112 familles ont déjà été reçues par la municipalité dans le cadre du relogement. Les rendez-vous se prennent avec les élus qui enregistrent les demandes et proposent des logements aux familles.

D'un côté, il y a ceux qui préfèrent prendre les devants, comme la mairie le conseille, d'un autre, ceux qui attendent et espèrent qu'on leur apportera un logement au pas de leur porte... de l'appartement qu'ils vont devoir quitter d'ici 2018.

Maarouf et Inès habitent dans la résidence Argonne. Le couple recherche un appartement plus grand et s'impatiente : "Nous avons quatre enfants et occupons un T3. Il y a de l'humidité et nos deux filles font de l'asthme. Nous avons fait depuis plusieurs années une demande d'un 5 pièces, mais pour le moment on ne nous propose rien". L'immeuble que la famille occupe ne sera démoli qu'en 2025.

Maryvonne, qui vit au square Adam de la Halle, "en a marre" : "Je veux déménager" martèle-t-elle. Résidente du quartier depuis 40 ans, elle s'interroge sur le projet : "N'est-ce pas déplacer les problèmes ?". Son voisin, Jean-François, acquiesce et se plaint : "Les jeunes jouent au ballon jusqu'à tard le soir et certains font de la mécanique sur le parking chaque week-end, alors que c'est interdit. L'OPAC ne fait rien". Il ne reconnaît plus son quartier. Mireille constate beaucoup de dégradations et  se souvient avoir été insultée parce qu'elle aurait osé "rappeler à l'ordre des parents sur le comportement de leur enfant".

95% des habitants relogés
A une habitante qui a peur "d'être relogée après les autres", le maire a expliqué qu'il ne pouvait pas "mettre 1,5 l d'eau dans une bouteille d'un litre" mais a promis que sa situation serait étudiée. Artur Jorge-Bras, l'adjoint au maire délégué à l'habitat, a de son côté tenté de rassurer : "95 % des familles des tours Auvergne et Artois [ndlr : démolies en novembre 2015] ont été relogées à Meaux. Les tours Anjou, Albret et Alsace, abritant 507 logements, seront démolies en 2019. Les services de la ville ont rencontré 138 familles et ont établi un dossier personnalisé pour chacune, 17 d'entre-elles ont même déjà été relogées."

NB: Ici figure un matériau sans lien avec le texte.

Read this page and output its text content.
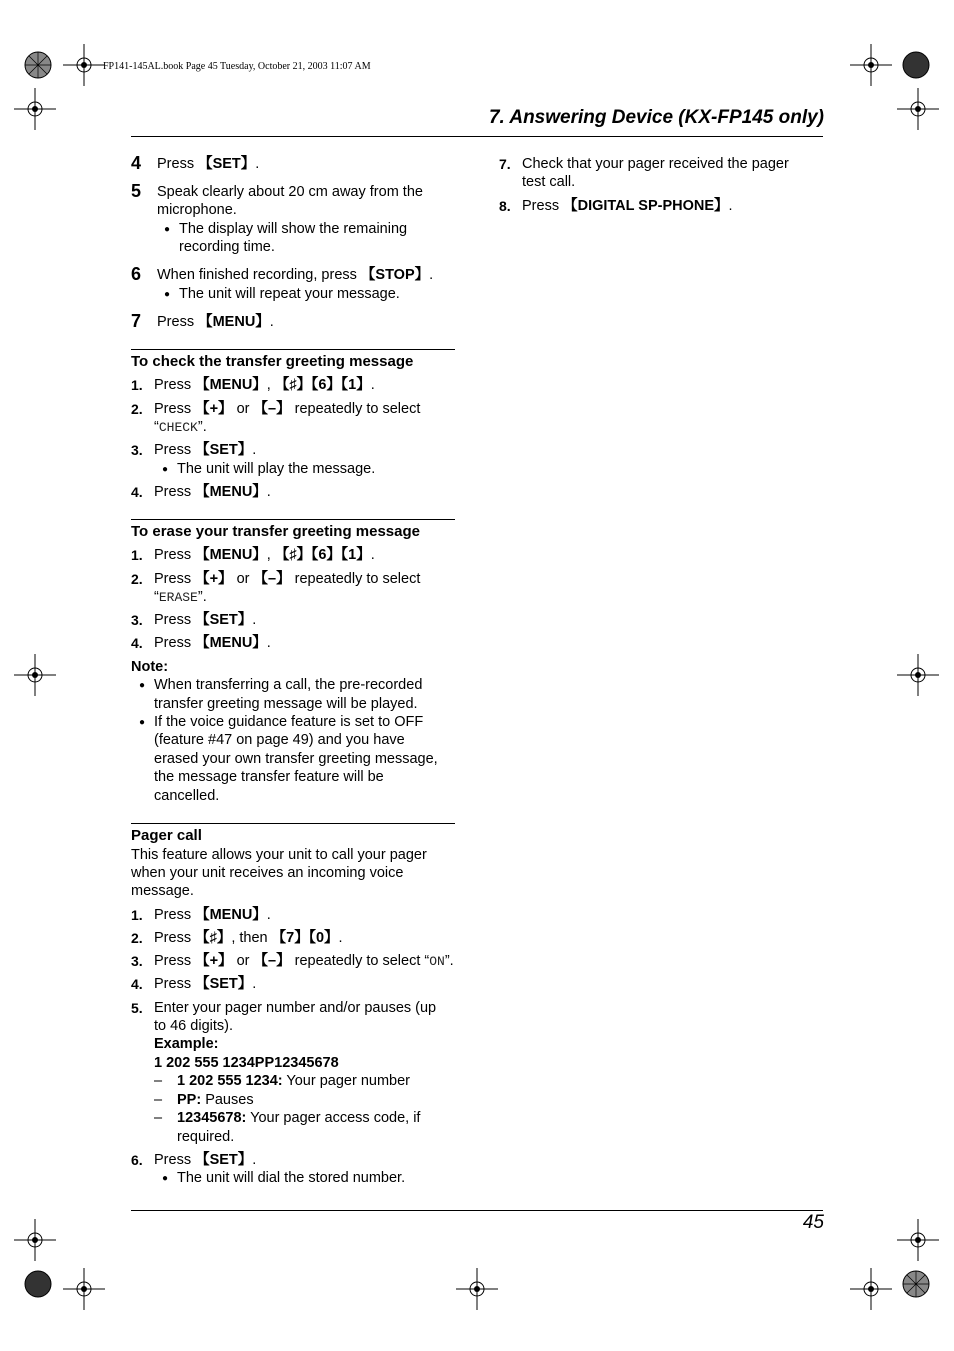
FP141-145AL.book Page 45 Tuesday, October 21, 2003 11:07 AM
7. Answering Device (KX-FP145 only)
4 Press 【SET】.
5 Speak clearly about 20 cm away from the
microphone.
● The display will show the remaining
recording time.
6 When finished recording, press 【STOP】.
● The unit will repeat your message.
7 Press 【MENU】.
To check the transfer greeting message
1. Press 【MENU】, 【♯】【6】【1】.
2. Press 【+】 or 【–】 repeatedly to select
“CHECK”.
3. Press 【SET】.
● The unit will play the message.
4. Press 【MENU】.
To erase your transfer greeting message
1. Press 【MENU】, 【♯】【6】【1】.
2. Press 【+】 or 【–】 repeatedly to select
“ERASE”.
3. Press 【SET】.
4. Press 【MENU】.
Note:
● When transferring a call, the pre-recorded
transfer greeting message will be played.
● If the voice guidance feature is set to OFF
(feature #47 on page 49) and you have
erased your own transfer greeting message,
the message transfer feature will be
cancelled.
Pager call
This feature allows your unit to call your pager
when your unit receives an incoming voice
message.
1. Press 【MENU】.
2. Press 【♯】, then 【7】【0】.
3. Press 【+】 or 【–】 repeatedly to select “ON”.
4. Press 【SET】.
5. Enter your pager number and/or pauses (up
to 46 digits).
Example:
1 202 555 1234PP12345678
– 1 202 555 1234: Your pager number
– PP: Pauses
– 12345678: Your pager access code, if
required.
6. Press 【SET】.
● The unit will dial the stored number.
7. Check that your pager received the pager
test call.
8. Press 【DIGITAL SP-PHONE】.
45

Par ailleurs, Meaux Habitat, le bailleur, a rappelé son obligation de ne pas augmenter les loyers. "Le prix ramené au m2 restera le même" a souligné Paul Gilbert, le directeur général.

Les ambitions de la municipalité
Jean-François Copé a annoncé la poursuite de la déconstruction et de la rénovation du quartier de Beauval. Après les tours Anjou, Albret et Alsace, Camargue et Chambord seront démolies en 2022, puis Aquitaine et Argonne en 2025. Les protocoles garantissant le financement des démolitions ont été signés. "Nous voulons faire la même chose que ce que l'on a fait dans le quartier Colbert, une véritable réussite. La situation n'est plus tenable avec l'insalubrité, l'insécurité. Notre expérience prouve que les conditions de vie s'améliorent avec des immeubles de quatre étages" a indiqué le maire.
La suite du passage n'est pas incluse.